We sat in the living room for a while & decided it would be best for us to head to the hospital, just in case. Aaron's mom came to stay with Prater & I called my mom to fill her in.
Once at the hospital, they were able to stop my back labor & contractions over the course of a few hours. The nurse left the room to get our discharge papers with directions for me to call my OB first thing the following morning.
I stood up to put my clothes on & called my mom. Talking to both her & Aaron, I shared my heart of wanting the twins to stay in as long as possible but also being very exhausted with the pregnancy.
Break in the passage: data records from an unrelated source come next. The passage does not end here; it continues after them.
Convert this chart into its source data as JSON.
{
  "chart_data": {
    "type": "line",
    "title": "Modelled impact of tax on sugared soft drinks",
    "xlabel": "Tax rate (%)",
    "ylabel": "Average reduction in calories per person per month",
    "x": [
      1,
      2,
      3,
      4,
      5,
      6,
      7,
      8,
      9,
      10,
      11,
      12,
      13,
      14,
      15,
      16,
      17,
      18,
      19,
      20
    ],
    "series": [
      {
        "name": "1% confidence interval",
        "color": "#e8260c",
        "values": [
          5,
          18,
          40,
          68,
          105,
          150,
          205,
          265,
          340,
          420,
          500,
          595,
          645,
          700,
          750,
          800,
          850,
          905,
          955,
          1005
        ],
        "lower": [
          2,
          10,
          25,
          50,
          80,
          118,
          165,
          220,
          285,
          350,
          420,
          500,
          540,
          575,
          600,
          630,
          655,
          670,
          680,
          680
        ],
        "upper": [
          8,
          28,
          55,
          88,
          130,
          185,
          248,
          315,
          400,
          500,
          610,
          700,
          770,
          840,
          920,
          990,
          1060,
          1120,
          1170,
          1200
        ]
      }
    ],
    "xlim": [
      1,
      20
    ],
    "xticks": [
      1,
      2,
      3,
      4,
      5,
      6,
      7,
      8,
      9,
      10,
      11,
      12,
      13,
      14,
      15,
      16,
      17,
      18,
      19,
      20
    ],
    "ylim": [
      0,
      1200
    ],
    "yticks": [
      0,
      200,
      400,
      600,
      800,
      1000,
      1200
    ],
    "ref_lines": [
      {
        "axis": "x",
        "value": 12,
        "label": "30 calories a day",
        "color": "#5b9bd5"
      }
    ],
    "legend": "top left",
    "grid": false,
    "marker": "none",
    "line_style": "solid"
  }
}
Trying not to cry, I felt a trickle & when I couldn't stop it, I knew my water had just broke.
It was go time.
The nurse returned to our room with discharge papers for me to sign & once we filled her in, she helped us get everything in order for my c-section. Within 30 minutes, I was sitting on go, just waiting on the OR to be prepped. My mom arrived 5 minutes before they rolled me away - grabbed my purse & her soiled flips flops I was wearing when the event happened. You're welcome, ha!
While the team was prepping me, physically, the NICU doctor came in the OR to tell me the procedure we'd follow once the babies were born. If we were lucky, I'd get a look before they'd leave for the NICU. I questioned if it was a mandatory trip to the NICU for 35 week twins & he seemed annoyed when he answered that it was expected. When he left the room, I told all of the doctors & nurses that I was expecting them to be fine.
As they were beginning my surgery, I had an overwhelming desire for my Daddy. And soon began a prayer of declaration that they'd be perfectly healthy. That they would show all of the people who said to expect them to need assistance, for them to be too small.
Minutes later, at 12:33pm, both girls were born screaming! The NICU doctor left the OR without saying a word. Aaron commented on how big they were - both 4lbs13oz & 18inches long. Both had hair & both seemed to be perfectly fine. I started crying, naturally. I was overwhelmed with thankfulness for their precious little lives. Our tiny miracles.
The doctors said they wouldn't be old enough to know how to nurse & naturally they did lose some weight in the hospital. But they're already on their way to being back at their birth weight by their 2 week appointment & are tandem nursing champs. They both were jaundiced & Hatley even had to be admitted to Athens Hospital for 24 hours of intense phototherapy but was released after one session of treatment.
If that's the worse we have to deal with, I'll take it.
We've been home a week now & things really couldn't be going any smoother, I believe. They are such easy babies, they remind me so much of Prater Ellis as an infant. I truly believe they'd sleep 6 hours at night of we didn't have to wake them for feedings. Prater Ellis loves them so very much & after a few rough days of temper tantrums (which I believe was more of her routine being out of whack than the twins' birth), we have our sweet, helpful babe back who loves to help care for her babies.
Aaron & I just look at all 3 of them with awe. How did we get so lucky? Why are we entrusted with so much goodness? How close I came to almost missing them & the blessing they all are. I have a college degree, I wanted a successful career, who knows what the future holds - but I've found my life's calling the last place I'd ever have thought to look. I love being their mother, Aaron's wife. It fulfills me & makes me happy.